There's a beautiful ride right near my place around the grounds of Osaka Castle. The Castle is situated on a peak and the surrounding park is large, so I had seen it in the distance a number of times as I made excursions near my place.
Last night, I went for a ride around it with a guy named Vince, who I met when I first got here. At night, there are relatively few people around and you can ride fast through the corridors of the massive walls, over the moats, and eventually into the inner sanctuary. The castle itself is lit up like a massive beacon. As we charged in, I imagined a samurai army swarming the grounds, scaling the walls over the fallen bodies of their underlings.
As is the case with many Japanese Castles, however, the main tower of Osaka-jo (大阪城) is a reconstruction. The modern structure was opened to the public in 1997 and replaced an earlier reconstruction that was destroyed by Allied bombs during the Second World War. What remained of the original tower was destroyed during the Meji Restoration, when the grounds were turned into an army barracks. The current reconstruction is conveniently outfitted with an elevator, which you see in the foreground of this picture.

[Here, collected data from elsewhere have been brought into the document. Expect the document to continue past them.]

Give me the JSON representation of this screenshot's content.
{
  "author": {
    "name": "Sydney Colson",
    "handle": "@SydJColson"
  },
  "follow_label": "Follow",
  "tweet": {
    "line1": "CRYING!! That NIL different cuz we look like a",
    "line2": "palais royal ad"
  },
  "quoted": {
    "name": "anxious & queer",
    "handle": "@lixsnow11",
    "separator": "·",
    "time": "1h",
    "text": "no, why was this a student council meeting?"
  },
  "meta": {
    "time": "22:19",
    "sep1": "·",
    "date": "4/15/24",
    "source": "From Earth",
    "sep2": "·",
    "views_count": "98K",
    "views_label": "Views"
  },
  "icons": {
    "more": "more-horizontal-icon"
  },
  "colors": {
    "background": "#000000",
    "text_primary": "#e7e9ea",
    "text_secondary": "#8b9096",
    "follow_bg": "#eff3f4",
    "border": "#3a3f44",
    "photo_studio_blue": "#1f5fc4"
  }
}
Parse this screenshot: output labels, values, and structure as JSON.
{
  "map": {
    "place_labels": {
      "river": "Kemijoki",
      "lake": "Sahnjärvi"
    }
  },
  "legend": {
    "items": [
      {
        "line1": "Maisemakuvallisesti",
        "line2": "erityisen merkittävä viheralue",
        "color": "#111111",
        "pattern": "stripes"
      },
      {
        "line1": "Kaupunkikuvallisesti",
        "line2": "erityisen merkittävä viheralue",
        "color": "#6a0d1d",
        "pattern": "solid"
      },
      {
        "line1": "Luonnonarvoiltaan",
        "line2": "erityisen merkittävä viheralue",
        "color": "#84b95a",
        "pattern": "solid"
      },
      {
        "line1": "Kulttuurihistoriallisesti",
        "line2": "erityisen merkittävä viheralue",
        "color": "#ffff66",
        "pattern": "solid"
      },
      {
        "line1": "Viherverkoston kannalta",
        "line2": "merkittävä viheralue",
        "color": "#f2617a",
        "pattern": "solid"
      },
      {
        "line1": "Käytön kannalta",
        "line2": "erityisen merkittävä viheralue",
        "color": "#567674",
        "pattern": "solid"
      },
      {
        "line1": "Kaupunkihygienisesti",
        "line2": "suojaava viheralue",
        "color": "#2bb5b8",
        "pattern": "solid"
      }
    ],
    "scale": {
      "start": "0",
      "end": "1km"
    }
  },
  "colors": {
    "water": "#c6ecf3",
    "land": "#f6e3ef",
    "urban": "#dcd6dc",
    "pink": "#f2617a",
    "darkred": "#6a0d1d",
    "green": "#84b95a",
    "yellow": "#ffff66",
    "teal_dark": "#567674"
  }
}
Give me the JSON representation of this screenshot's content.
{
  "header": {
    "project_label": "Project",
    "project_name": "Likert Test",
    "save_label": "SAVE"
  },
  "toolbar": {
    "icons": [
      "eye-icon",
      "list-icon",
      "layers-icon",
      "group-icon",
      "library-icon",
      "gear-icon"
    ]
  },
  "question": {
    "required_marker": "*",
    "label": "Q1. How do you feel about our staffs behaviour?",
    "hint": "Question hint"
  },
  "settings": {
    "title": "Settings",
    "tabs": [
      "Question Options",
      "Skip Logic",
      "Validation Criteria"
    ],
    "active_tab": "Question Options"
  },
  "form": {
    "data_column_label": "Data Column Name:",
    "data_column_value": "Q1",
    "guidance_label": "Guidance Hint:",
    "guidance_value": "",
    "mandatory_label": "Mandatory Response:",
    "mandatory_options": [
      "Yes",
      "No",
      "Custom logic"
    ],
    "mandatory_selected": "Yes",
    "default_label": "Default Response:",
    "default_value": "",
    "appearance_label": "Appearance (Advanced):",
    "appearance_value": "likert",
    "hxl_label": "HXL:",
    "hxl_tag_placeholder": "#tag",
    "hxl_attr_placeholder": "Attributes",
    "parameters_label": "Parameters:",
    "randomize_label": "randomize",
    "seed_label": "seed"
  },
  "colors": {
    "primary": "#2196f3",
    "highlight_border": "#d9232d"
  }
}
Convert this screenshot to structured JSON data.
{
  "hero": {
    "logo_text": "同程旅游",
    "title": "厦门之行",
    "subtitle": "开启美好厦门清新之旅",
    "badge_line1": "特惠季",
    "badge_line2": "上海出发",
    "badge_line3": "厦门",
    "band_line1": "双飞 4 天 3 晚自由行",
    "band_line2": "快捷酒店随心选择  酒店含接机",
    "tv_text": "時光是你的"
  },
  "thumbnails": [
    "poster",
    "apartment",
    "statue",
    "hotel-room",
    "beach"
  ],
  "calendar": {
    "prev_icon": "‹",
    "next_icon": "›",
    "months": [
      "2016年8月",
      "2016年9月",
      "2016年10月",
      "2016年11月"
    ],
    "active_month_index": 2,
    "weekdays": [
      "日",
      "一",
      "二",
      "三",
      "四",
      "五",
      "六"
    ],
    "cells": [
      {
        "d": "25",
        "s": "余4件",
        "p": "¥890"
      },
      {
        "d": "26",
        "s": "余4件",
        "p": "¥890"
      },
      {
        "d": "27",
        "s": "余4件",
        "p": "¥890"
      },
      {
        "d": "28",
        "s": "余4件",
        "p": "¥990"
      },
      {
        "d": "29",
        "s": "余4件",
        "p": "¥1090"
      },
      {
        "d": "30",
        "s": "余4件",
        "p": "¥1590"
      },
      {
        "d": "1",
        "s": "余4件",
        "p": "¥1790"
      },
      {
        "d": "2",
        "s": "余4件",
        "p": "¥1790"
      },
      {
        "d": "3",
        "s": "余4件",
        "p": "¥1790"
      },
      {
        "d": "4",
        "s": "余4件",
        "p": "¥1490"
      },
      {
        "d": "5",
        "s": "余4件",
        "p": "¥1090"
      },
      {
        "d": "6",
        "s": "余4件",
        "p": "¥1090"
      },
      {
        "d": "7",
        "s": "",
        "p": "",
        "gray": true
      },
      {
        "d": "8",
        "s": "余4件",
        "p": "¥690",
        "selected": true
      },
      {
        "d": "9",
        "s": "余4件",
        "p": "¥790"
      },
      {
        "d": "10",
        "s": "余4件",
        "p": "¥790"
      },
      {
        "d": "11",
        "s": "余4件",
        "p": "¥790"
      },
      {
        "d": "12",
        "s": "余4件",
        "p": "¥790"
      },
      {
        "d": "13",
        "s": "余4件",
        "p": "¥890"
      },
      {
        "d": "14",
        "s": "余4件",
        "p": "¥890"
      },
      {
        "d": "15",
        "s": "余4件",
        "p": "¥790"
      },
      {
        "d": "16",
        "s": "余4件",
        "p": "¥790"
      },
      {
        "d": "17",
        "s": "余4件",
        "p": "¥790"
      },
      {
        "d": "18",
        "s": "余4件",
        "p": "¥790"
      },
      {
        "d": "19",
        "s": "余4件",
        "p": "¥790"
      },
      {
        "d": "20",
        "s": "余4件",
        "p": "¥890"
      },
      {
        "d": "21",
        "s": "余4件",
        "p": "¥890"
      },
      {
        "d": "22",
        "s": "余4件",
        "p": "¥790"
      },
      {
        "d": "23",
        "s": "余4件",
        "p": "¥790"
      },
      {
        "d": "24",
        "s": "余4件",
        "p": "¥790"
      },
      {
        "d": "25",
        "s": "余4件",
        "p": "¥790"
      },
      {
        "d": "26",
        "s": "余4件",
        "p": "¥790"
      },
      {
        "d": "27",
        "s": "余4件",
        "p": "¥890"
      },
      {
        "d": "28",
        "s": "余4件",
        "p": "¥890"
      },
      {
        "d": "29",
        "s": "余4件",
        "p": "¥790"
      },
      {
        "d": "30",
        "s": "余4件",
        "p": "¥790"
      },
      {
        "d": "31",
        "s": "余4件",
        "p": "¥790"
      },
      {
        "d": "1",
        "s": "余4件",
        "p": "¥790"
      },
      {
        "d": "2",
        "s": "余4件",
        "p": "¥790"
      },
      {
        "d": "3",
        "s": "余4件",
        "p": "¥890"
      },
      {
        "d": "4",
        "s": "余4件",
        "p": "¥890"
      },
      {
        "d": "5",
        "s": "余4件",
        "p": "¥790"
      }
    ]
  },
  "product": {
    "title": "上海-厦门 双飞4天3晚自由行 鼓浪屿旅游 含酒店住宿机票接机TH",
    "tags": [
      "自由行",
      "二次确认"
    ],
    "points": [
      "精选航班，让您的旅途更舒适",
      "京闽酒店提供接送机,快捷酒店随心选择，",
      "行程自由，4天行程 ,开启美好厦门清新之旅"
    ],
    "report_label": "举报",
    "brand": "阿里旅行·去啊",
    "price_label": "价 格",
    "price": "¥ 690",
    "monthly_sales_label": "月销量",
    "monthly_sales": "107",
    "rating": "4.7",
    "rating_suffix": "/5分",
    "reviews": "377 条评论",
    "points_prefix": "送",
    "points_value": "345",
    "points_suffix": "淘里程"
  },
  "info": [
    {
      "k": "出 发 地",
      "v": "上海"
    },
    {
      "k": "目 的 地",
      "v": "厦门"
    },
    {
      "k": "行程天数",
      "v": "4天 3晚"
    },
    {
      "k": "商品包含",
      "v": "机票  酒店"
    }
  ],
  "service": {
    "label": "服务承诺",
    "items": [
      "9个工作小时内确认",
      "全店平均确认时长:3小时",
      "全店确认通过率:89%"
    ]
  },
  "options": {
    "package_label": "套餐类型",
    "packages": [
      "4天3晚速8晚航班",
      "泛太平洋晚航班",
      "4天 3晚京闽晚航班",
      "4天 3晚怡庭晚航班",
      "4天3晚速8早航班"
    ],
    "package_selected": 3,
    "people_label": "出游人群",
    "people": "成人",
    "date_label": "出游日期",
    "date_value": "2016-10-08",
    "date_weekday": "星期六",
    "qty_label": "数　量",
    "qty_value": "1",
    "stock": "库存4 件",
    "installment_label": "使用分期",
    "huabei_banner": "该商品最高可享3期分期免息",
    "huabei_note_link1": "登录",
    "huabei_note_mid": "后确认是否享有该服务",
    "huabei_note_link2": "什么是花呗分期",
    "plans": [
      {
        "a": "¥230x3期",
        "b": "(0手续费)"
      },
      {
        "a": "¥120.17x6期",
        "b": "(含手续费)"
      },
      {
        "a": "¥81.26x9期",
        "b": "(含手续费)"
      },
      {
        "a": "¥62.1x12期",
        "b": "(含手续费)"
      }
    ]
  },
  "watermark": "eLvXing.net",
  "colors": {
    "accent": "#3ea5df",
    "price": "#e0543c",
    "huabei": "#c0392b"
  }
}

Today, Ken and I went up to the northern part of town to meet with Takanori, a specialist in Indian mathematics who was a Ph.D. student in the States with Alex. Takanori and I will meet once a week to read some texts, so we had a preliminary discussion of how to proceed. Since the Kansai region has one of the biggest concentrations of specialists in the history of Indian mathematics in the world, Ken was adamant that I should study Sanskrit with Takanori and begin to read Indian texts as soon as possible. At length, however, it was agreed that Takanori and I would read Arabic on Monday, and Ken and I would read Greek on Wednesday. We then all read a few theorems of the Spherics.